While dubious of exobiology, Murray remained a Mars champion. He en­couraged JPL to pursue follow-on work, which fell under a classification of top priorities for the lab he called “purple pigeons.”26 These were areas of research with both intrinsic scientific and public interest. The JPL research emphasis for Mars was the concept of a Mars rover, what had once been called Viking 3. The problem for JPL and NASA was that there was minimal discretionary money for exploratory research for prototype development, and there were “purple pigeons” JPL wanted to pursue other than follow-on Mars work, some that Murray put ahead of the rover.

In 1977, a high-visibility project, Voyager, was launched. This mission had nothing to do with the earlier “Voyager” to Mars that was aborted prior to Viking. This project was conceived years before NASA’s budget plummeted to take advantage of a fortuitous alignment of the outer planets. It took on the name “Voyager” because of its extensive journey in the solar system. Voyager consisted of two probes aimed at flybys of Jupiter and Saturn, with trajectories to Uranus and Neptune. Voyagers went up in August and September, carrying golden phonograph records with a message from Earth, just in case, eons in the future, Voyager probes passed into another solar system with intelligent life. President Carter’s words were on this record with a message of peace.27

In 1978, NASA sent a mission to Venus. Like Voyager, this Venus mission had been approved before Viking landed in 1976. To the outside world, this sequence of missions—Viking, Voyager, Venus—made it appear that NASA’s planetary program was healthy and robust. Within NASA, the view was decidedly differ­ent. There were scientific advocates inside NASA who wanted to work on Mars, but they had no approved flight project. In 1977 Hinners went to the Soviet Union. “I asked my Soviet colleagues,” he recalled: “What are you doing about Mars?” He said that Russians replied, “We’ve stopped it! You found no life.”28 The Soviet Union had reoriented its program to other planets, especially Venus.

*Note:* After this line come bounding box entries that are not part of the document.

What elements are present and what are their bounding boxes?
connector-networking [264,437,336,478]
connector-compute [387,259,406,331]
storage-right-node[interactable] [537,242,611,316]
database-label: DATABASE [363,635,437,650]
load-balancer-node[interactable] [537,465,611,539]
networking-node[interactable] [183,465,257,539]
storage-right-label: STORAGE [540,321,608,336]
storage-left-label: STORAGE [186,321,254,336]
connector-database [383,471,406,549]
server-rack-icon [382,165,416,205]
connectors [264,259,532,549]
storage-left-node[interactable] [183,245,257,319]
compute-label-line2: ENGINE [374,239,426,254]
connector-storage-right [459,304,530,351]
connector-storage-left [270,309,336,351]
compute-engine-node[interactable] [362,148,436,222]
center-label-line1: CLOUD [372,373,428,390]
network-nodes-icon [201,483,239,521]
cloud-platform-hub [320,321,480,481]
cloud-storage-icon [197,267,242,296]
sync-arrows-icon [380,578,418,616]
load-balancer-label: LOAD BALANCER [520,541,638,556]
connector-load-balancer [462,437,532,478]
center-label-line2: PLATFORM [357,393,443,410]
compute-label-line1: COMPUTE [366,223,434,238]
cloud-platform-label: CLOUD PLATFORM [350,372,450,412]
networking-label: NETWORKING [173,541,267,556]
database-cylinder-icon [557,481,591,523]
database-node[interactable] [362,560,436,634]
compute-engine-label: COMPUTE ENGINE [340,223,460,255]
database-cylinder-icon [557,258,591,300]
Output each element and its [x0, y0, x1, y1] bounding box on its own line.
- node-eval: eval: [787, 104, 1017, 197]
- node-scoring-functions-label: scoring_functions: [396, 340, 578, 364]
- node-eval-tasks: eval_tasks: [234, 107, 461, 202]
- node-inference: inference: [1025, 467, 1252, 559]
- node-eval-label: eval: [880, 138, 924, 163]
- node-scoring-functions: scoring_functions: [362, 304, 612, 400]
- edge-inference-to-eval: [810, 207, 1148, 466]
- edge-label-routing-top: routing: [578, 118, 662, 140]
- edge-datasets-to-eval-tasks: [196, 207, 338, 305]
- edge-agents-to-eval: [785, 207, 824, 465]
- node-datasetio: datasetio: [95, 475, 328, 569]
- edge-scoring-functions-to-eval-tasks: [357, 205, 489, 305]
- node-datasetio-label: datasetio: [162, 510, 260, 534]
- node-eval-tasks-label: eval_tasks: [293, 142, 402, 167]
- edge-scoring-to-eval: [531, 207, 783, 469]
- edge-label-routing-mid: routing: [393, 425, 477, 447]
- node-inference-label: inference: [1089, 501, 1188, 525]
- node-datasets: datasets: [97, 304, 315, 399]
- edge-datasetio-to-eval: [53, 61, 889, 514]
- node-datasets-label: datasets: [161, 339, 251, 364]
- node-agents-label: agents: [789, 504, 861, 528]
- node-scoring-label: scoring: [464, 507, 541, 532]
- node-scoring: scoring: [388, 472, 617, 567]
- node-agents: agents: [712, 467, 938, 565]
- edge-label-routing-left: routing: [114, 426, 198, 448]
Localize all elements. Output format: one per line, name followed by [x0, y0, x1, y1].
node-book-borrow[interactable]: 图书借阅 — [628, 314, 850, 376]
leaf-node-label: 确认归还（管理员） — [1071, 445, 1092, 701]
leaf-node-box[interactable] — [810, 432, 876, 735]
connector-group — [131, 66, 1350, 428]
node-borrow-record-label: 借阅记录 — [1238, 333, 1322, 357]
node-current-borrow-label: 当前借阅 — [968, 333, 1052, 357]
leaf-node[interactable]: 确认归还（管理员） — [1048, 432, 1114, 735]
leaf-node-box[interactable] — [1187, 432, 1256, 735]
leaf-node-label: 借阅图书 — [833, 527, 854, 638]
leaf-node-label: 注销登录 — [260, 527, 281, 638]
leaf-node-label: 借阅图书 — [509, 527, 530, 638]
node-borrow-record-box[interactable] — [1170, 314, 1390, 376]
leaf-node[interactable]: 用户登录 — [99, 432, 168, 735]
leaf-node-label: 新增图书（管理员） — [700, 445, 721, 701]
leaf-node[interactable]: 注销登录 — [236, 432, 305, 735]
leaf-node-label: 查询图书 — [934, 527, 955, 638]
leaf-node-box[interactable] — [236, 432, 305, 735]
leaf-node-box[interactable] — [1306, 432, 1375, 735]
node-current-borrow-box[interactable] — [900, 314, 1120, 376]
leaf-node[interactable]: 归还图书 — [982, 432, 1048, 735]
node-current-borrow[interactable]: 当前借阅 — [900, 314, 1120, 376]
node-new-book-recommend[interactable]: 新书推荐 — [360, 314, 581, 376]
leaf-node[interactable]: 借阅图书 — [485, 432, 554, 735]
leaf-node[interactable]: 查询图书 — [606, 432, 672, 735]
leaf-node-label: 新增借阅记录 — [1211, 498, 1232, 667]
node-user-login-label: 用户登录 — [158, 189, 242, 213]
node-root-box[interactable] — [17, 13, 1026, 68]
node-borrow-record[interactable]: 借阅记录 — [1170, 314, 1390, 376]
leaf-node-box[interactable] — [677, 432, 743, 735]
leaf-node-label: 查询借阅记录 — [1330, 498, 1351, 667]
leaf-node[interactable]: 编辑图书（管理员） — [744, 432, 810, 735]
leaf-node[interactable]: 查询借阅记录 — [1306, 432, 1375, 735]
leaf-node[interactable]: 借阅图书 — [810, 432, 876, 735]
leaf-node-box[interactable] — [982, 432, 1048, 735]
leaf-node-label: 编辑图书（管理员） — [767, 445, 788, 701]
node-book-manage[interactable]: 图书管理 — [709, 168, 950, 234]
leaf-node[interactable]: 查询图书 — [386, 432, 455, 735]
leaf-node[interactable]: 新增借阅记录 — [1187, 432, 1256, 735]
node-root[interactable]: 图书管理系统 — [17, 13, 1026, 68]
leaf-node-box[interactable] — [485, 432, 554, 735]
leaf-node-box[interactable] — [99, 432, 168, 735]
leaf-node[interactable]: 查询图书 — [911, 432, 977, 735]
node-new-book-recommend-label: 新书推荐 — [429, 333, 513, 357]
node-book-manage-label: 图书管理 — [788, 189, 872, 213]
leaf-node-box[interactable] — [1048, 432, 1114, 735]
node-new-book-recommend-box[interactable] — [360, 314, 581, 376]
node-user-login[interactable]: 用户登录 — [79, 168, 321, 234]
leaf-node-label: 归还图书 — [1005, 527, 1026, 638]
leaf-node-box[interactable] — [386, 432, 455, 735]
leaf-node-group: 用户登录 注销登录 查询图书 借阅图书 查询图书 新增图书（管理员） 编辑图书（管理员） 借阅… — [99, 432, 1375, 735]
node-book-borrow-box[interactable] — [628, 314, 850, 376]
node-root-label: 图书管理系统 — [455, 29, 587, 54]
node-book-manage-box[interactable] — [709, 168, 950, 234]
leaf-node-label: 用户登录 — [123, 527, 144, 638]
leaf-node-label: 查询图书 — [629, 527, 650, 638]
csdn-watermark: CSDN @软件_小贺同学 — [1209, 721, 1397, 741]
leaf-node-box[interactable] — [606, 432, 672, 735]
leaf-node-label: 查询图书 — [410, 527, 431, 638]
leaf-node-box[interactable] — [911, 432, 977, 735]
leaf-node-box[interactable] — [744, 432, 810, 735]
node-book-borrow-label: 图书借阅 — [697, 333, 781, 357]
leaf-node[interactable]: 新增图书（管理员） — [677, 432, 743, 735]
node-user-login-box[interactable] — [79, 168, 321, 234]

A main problem for those inside and outside NASA who wanted to elevate Mars on the agency’s agenda was the Space Shuttle and its expense. This proj­ect, begun under Fletcher, continued to have top agency priority in the era of Frosch. Human spaceflight trumped space science. Gentry Lee recalled meeting Fletcher when he came to JPL and demanded support for the shuttle. “Young man,” he said to Lee, “line up behind the shuttle.”29 Then, there were the other space science ventures with claims on NASA funding. Ford had approved both Hubble and Galileo; Carter inherited these projects and maintained them.

But when Hubble and Galileo were considered by Congress in 1977, they ran into a roadblock. The chairman of the House subcommittee considering NASA’s budget, Edward Boland (D-MA), pushed NASA to decide between Hubble and Galileo for funding. To emphasize his point, he tried to kill Hubble and, when opposition from a united astronomy community surfaced, switched to an attack on Galileo. NASA and the scientists favoring Galileo pushed back and, after a legislative struggle, prevailed. But the result of the encounter was to point up the challenges all planetary exploration—and especially Mars—faced in the post-Viking era.30

This legislative battle—which was novel in its intensity over space science— made NASA leaders extremely wary of proposing any highly expensive Mars options. The SSB supported the rover concept, but NASA saw difficulty getting a Viking 3-type project through the Carter White House/ OMB, much less Congress. But if not a rover, then what?